Our UFF18 theme ‘Generasi Inovasi’ celebrates innovation across the entire spectrum of Indonesia’s culinary industry. In this new series we speak to some of the nation’s most outstanding innovators to discover the exciting ideas they’re bringing to the table. For the second installment we spoke to food storyteller Ade Putri.
Ade, as an Indonesian food storyteller, what does ‘inovasi’ mean to you?
From my perception of telling stories about food to others, innovation means having some new terms for food-related words, and new ways for how to share stories with others. But in the food business in general, innovation means presenting foods in a new form, and also exploring other ingredients within the classic traditional dishes, without breaking the main recipes.
What do you think have been the most innovative food storytelling developments in Indonesia in recent times?
In Indonesia, still not more than making videos and vlogging. But it’s a great progression already. Since not everyone really understands foods, we gotta throw the trigger by also adding the visuals of the foods themselves. I myself have been learning how to sketch the plated foods. I think sketching the processes of food preparation could also be something relatively new too!
What do you think is the most important food issue for today’s generation, and how could this be overcome through innovation?
Lotsa people have been talking a lot about sustainable living, and I think we can relate to food issues from here. Today’s generation needs to understand more about the foods they’re eating – not just because knowing about the sources and processes is an important part of enjoying the foods – but because it plays the biggest role in creating sustainable living.

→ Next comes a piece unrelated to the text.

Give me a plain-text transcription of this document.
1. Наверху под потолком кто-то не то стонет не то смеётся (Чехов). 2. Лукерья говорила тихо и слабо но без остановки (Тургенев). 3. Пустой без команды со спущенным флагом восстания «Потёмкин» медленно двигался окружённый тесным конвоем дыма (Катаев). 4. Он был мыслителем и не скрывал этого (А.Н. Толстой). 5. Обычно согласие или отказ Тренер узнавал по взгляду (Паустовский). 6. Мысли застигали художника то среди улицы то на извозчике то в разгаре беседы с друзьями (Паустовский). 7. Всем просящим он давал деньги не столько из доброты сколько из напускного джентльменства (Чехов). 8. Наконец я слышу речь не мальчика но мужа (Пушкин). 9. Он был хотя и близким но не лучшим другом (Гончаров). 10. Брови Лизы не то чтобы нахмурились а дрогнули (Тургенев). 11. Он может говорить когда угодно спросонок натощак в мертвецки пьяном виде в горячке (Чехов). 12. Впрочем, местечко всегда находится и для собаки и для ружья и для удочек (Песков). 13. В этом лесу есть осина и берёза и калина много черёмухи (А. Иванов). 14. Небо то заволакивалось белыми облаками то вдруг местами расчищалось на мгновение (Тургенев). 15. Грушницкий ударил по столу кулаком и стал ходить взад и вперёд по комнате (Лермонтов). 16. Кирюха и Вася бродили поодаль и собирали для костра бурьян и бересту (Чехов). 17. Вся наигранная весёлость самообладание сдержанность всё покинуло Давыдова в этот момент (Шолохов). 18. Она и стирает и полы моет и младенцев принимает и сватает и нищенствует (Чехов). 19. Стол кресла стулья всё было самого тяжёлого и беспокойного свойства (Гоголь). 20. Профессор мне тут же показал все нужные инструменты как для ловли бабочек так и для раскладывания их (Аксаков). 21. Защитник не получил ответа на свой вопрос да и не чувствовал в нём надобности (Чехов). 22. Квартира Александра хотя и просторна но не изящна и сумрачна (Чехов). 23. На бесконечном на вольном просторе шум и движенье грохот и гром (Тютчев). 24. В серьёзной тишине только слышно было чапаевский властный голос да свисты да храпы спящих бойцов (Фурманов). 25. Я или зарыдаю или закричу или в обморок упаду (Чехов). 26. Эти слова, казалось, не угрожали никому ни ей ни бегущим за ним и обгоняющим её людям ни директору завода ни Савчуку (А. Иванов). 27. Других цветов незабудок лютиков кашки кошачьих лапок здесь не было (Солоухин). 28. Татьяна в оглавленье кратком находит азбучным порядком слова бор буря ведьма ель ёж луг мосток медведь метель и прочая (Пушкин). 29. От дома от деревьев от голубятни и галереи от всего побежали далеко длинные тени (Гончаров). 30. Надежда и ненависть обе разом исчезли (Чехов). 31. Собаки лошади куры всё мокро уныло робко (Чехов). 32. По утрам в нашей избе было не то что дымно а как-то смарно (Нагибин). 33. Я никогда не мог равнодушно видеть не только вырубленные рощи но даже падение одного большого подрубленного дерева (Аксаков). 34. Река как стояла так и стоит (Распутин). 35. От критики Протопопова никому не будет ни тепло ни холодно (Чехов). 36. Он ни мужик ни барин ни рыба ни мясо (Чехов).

What is the most innovative dish you’ve tried recently, and the most innovative dish you’ve created recently?
Recently I’ve been making LOTSA rawon (traditional East Javanese black beef soup), so I tried to ‘play around’ with the main ingredient, keluwak (pangium edula). Recently I made nasi goreng rawon with rawon-style tenderloin steak. Cendol cake was another innovative one I tried recently. It’s good to see the traditional street food desserts transformed into a fancy, non-pretentious, and somehow attractive cake.
Based on the Generasi Inovasi theme, what are you most looking forward to at Ubud Food Festival 2018?
New people, new food concepts, and new cooking techniques, especially those that still involve Indonesian ingredients.